STF determina suspensão de verbas extras ilegais no serviço público em 60 dias

Ministro Flávio Dino ordena revisão de pagamentos que ultrapassam o teto constitucional de R$ 46,3 mil.

Redação
Redação
5 de fevereiro de 2026

O ministro do Supremo Tribunal Federal (STF) Flávio Dino determinou, nesta quinta-feira (5), que os três Poderes da República revisem e suspendam, no prazo de 60 dias, o pagamento de verbas extras ilegais a servidores públicos, os chamados "penduricalhos". A decisão, que ainda será submetida ao Plenário da Corte, vale para a União, estados e municípios.

O ministro estabeleceu que nenhum servidor pode receber acima do teto salarial constitucional, fixado no salário dos ministros do STF, atualmente em R$ 46.366,19. Apenas verbas com previsão expressa em lei aprovada pelo Legislativo de cada esfera poderão ser mantidas.

Prazo para suspensão e transparência

Na decisão, Dino determinou que, após o prazo de 60 dias, todas as verbas sem previsão legal devem ser suspensas imediatamente. Além disso, os Poderes Executivo, Legislativo e Judiciário terão de publicar atos informando quanto pagam e qual é a base legal de cada verba remuneratória, indenizatória ou auxílio concedido.

“Aquelas verbas que não foram expressamente previstas em LEI — votada no Congresso Nacional ou nas Assembleias Legislativas ou nas Câmaras Municipais (de acordo com cada esfera de competência) — devem ser imediatamente suspensas após o prazo fixado”, afirmou Dino no documento.

Origem da ação e exemplos de irregularidades

A decisão foi tomada a partir de uma ação apresentada ao STF pela Associação dos Procuradores Municipais do Litoral Centro-Sul do Estado de São Paulo, que questionava o pagamento de honorários e indenizações acima do teto.

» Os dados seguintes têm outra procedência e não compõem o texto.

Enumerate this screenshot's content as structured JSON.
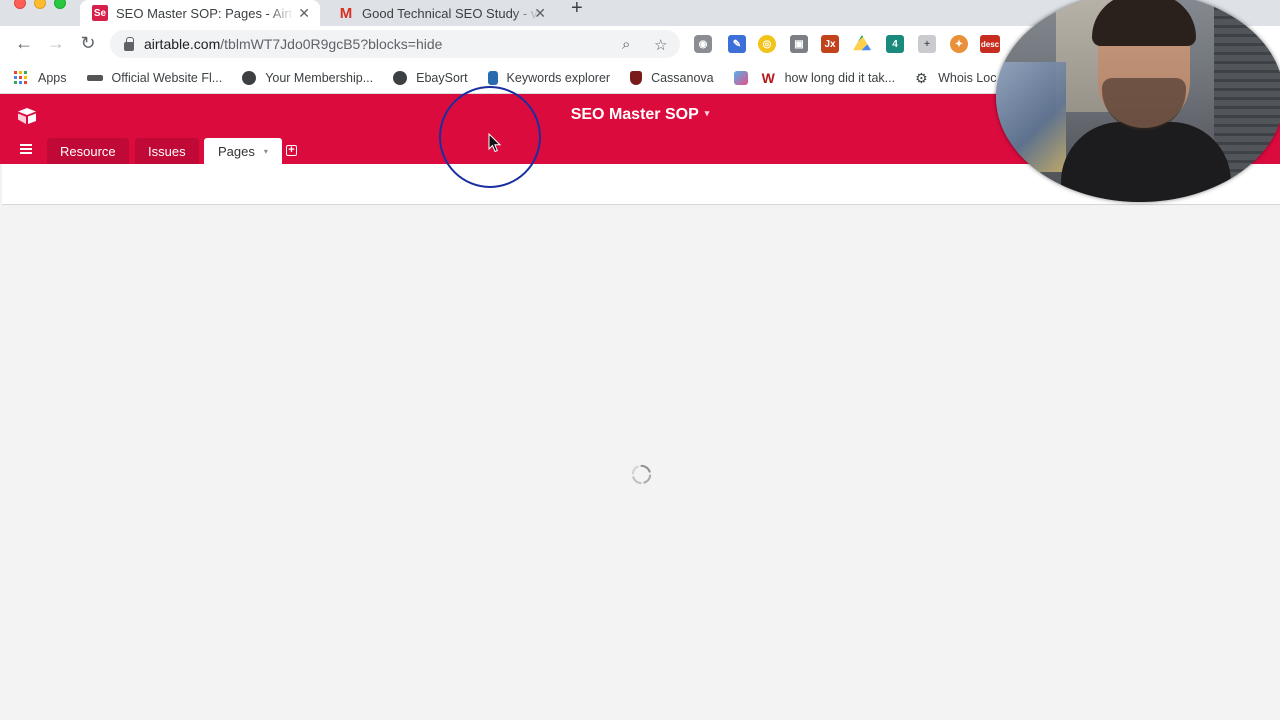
{
  "browser": {
    "tabs": [
      {
        "title": "SEO Master SOP: Pages - Airtable",
        "favicon": "Se",
        "active": true
      },
      {
        "title": "Good Technical SEO Study - vi",
        "favicon": "M",
        "active": false
      }
    ],
    "new_tab_icon": "+",
    "url_host": "airtable.com",
    "url_path": "/tblmWT7Jdo0R9gcB5?blocks=hide",
    "bookmarks": [
      {
        "label": "Apps",
        "icon": "apps-grid-icon"
      },
      {
        "label": "Official Website Fl...",
        "icon": "site-icon"
      },
      {
        "label": "Your Membership...",
        "icon": "globe-icon"
      },
      {
        "label": "EbaySort",
        "icon": "globe-icon"
      },
      {
        "label": "Keywords explorer",
        "icon": "hand-icon"
      },
      {
        "label": "Cassanova",
        "icon": "shield-icon"
      },
      {
        "label": "how long did it tak...",
        "icon": "w-icon"
      },
      {
        "label": "Whois Loc",
        "icon": "gear-icon"
      }
    ],
    "extension_badges": {
      "jx": "Jx",
      "count": "4",
      "desc": "desc"
    }
  },
  "airtable": {
    "base_name": "SEO Master SOP",
    "base_caret": "▾",
    "tables": [
      {
        "label": "Resource",
        "active": false
      },
      {
        "label": "Issues",
        "active": false
      },
      {
        "label": "Pages",
        "active": true
      }
    ],
    "active_caret": "▾",
    "add_table": "+",
    "header_color": "#dc0b3e"
  },
  "status": {
    "loading": true
  }
}
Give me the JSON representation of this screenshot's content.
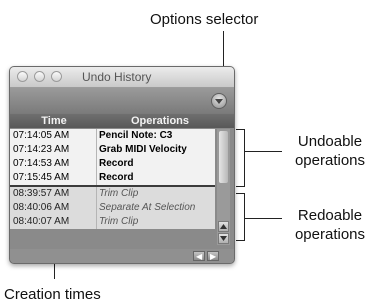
{
  "callouts": {
    "options_selector": "Options selector",
    "undoable": [
      "Undoable",
      "operations"
    ],
    "redoable": [
      "Redoable",
      "operations"
    ],
    "creation_times": "Creation times"
  },
  "window": {
    "title": "Undo History",
    "columns": {
      "time": "Time",
      "operations": "Operations"
    },
    "undoable_rows": [
      {
        "time": "07:14:05 AM",
        "op": "Pencil Note: C3"
      },
      {
        "time": "07:14:23 AM",
        "op": "Grab MIDI Velocity"
      },
      {
        "time": "07:14:53 AM",
        "op": "Record"
      },
      {
        "time": "07:15:45 AM",
        "op": "Record"
      }
    ],
    "redoable_rows": [
      {
        "time": "08:39:57 AM",
        "op": "Trim Clip"
      },
      {
        "time": "08:40:06 AM",
        "op": "Separate At Selection"
      },
      {
        "time": "08:40:07 AM",
        "op": "Trim Clip"
      }
    ],
    "icons": {
      "options": "chevron-down-icon",
      "scroll_up": "arrow-up-icon",
      "scroll_down": "arrow-down-icon",
      "scroll_left": "arrow-left-icon",
      "scroll_right": "arrow-right-icon"
    }
  }
}
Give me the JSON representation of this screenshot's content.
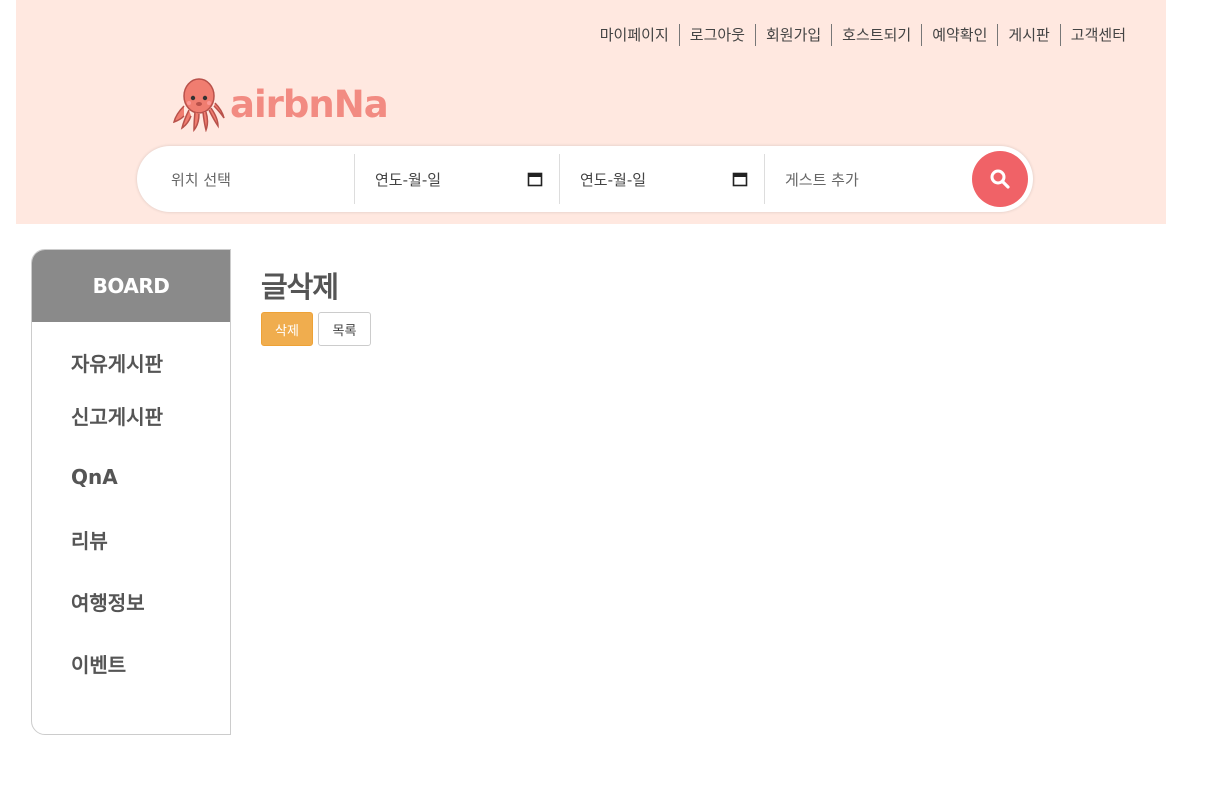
{
  "header": {
    "nav": [
      "마이페이지",
      "로그아웃",
      "회원가입",
      "호스트되기",
      "예약확인",
      "게시판",
      "고객센터"
    ],
    "logo_text": "airbnNa",
    "accent_color": "#f06267",
    "background_color": "#ffe8e0"
  },
  "search": {
    "location_placeholder": "위치 선택",
    "checkin_placeholder": "연도-월-일",
    "checkout_placeholder": "연도-월-일",
    "guest_placeholder": "게스트 추가",
    "button_icon": "search-icon"
  },
  "sidebar": {
    "title": "BOARD",
    "items": [
      "자유게시판",
      "신고게시판",
      "QnA",
      "리뷰",
      "여행정보",
      "이벤트"
    ]
  },
  "main": {
    "title": "글삭제",
    "delete_label": "삭제",
    "list_label": "목록",
    "delete_color": "#f0ad4e"
  }
}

Dino apontou exemplos de verbas que, segundo ele, passaram a ser usadas de forma excessiva ou sem comprovação para burlar o limite constitucional. Entre elas estão licenças compensatórias convertidas em dinheiro, gratificações por acúmulo de funções, auxílios de transporte e combustível pagos sem comprovação, além de auxílios para educação e saúde sem vínculo com gastos efetivos.

O ministro também citou a conversão frequente de férias e licenças-prêmio em pagamentos e mencionou benefícios conhecidos como “auxílio-peru” e “auxílio-panetone”.

Falta de regulamentação e próximos passos

O ministro destacou que não existe uma lei nacional que defina claramente quais verbas indenizatórias podem ficar fora do teto salarial. Por isso, determinou que o Congresso Nacional elabore uma legislação para regulamentar essas exceções.

Para Dino, a prática de criar verbas indenizatórias tem levado ao "descumprimento generalizado da jurisprudência vinculante do STF acerca do teto". A decisão monocrática ainda será analisada pelo Plenário do STF, que poderá confirmar ou modificar a medida.